Some of the people at the Anderson Center for Autism will email me every so often to check in and see if I have any questions or concerns.  More often than not, I’ll answer with just a brief note of appreciation, but sometimes I will ask a question or express a concern.

This past week was one of those times.  When one of Jonah’s behavior specialists emailed me, I directed the inquiring behavioral specialist to my broken post, explaining that I’d been depressed about Jonah’s seeming stagnation and asking for glimpses into Jonah’s life and happiness.  She emailed me back and asked if I wanted to talk.  We scheduled a time, and she called me.

I wonder if every parent she calls must force words past a throat tight from trying not to cry.  It seems I am always crying on the phone to the Anderson folk.  Hell, I don’t think they’ve ever heard my normal voice.  Anyway, we spoke, and she was kind, and said she saw a lot of hope for Jonah.  She told me he had, just that day, approached a new student in class who was sitting on a beanbag.  Jonah sat right down next to him, smiled, and was calm.

This behavior specialist knew I needed her to tell me something good.  And she kept on knowing it.  The next day, she sent me this email:

Hi,

I just wanted to send you a quick note.

Jonah went swimming with his classroom peers today!  He sat the edge splashing and playing for about 10 minutes before he walked to the deep end and finally jumped/dove in!  He swam to the stairs, got out, dove in, again and again!

He was laughing and enjoying himself!  Staff said the last few days at school have been really positive!

Best,

R

I felt the excitement of those exclamation marks.  Easily I pictured Jonah’s lithe form, diving effortlessly and gliding far under the surface of the water to pop up right at the ladder.  I sent R a thank you that could never hope to express how much the email meant to me.

Sometimes I feel envious of the people who get to witness Jonah’s joys firsthand.  I get so few glimpses of him that I over-record him when I see him and then watch the short videos over and over, as if to memorize his smiles and laughter.  It’s a strange thing to know that a whole group of other people have way, way, more interaction with my son than I do; a myriad of mundane activities are supervised and guided by his Anderson “family,”  for the past almost-five-years.  But all that time has trained my mind to accept this strange mother-not-mothering existence.

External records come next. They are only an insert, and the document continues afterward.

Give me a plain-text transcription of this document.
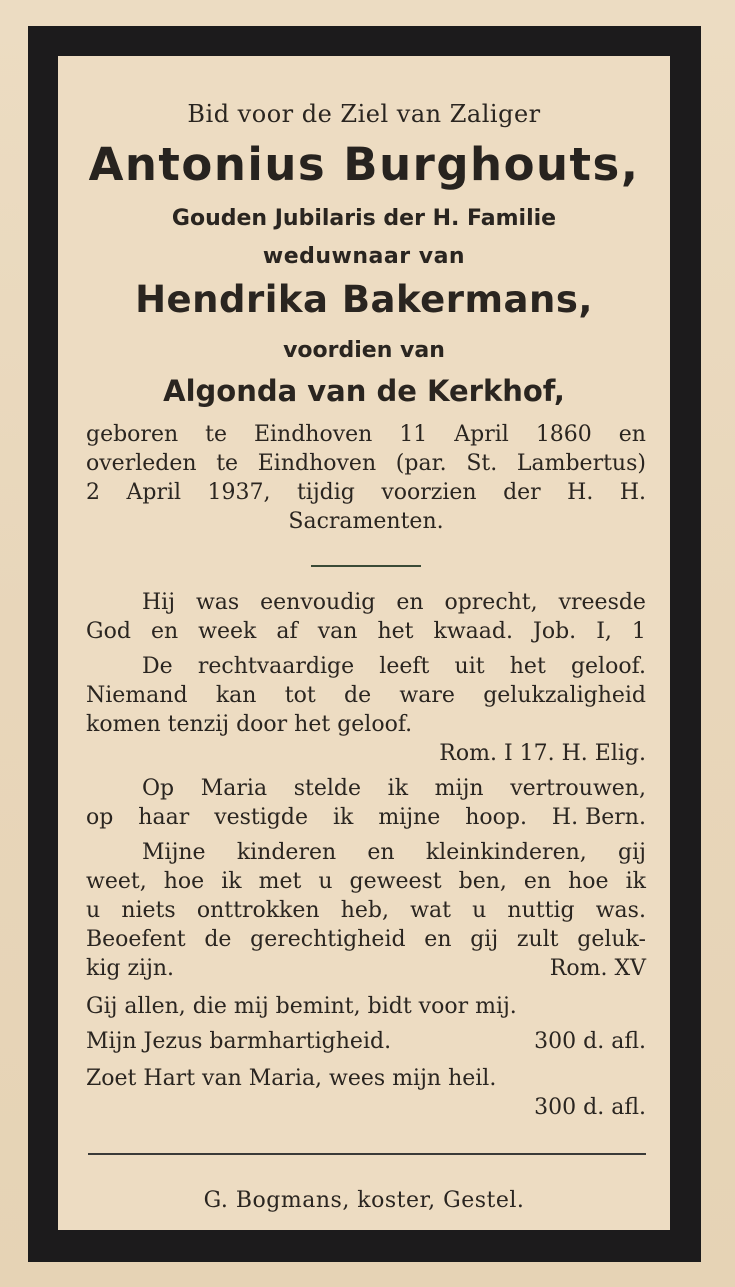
Bid voor de Ziel van Zaliger
Antonius Burghouts,
Gouden Jubilaris der H. Familie
weduwnaar van
Hendrika Bakermans,
voordien van
Algonda van de Kerkhof,
geboren te Eindhoven 11 April 1860 en
overleden te Eindhoven (par. St. Lambertus)
2 April 1937, tijdig voorzien der H. H.
Sacramenten.
Hij was eenvoudig en oprecht, vreesde
God en week af van het kwaad. Job. I, 1
De rechtvaardige leeft uit het geloof.
Niemand kan tot de ware gelukzaligheid
komen tenzij door het geloof.
Rom. I 17. H. Elig.
Op Maria stelde ik mijn vertrouwen,
op haar vestigde ik mijne hoop. H. Bern.
Mijne kinderen en kleinkinderen, gij
weet, hoe ik met u geweest ben, en hoe ik
u niets onttrokken heb, wat u nuttig was.
Beoefent de gerechtigheid en gij zult geluk-
kig zijn.	Rom. XV
Gij allen, die mij bemint, bidt voor mij.
Mijn Jezus barmhartigheid.	300 d. afl.
Zoet Hart van Maria, wees mijn heil.
300 d. afl.
G. Bogmans, koster, Gestel.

They’ve raised Boo’s dosage of Clozaril by a very little bit, and so maybe that’s the reason for his recent positive days.  For all I know, as I type this Jonah is mid-attack, biting and kicking and hitting.  But for now, today, I will read R’s email again and stay in that place and those moments, enjoying his time at the pool.  It’s a good place to stay; as transient and fleeting as it may be, it happened, and no one can force me to focus my gaze and thoughts elsewhere until I’m good and ready.  Even the email in my inbox (the one always from the same person, always to notify me of an incident of aggression) can sit there unopened for as long as I like.  I do not have to move on from Jonah’s swimming pool fun and nothing can make me move on from it.

Tomorrow I may be ready once again for the roller coaster.  Today I’m sitting on the bench and letting other people ride.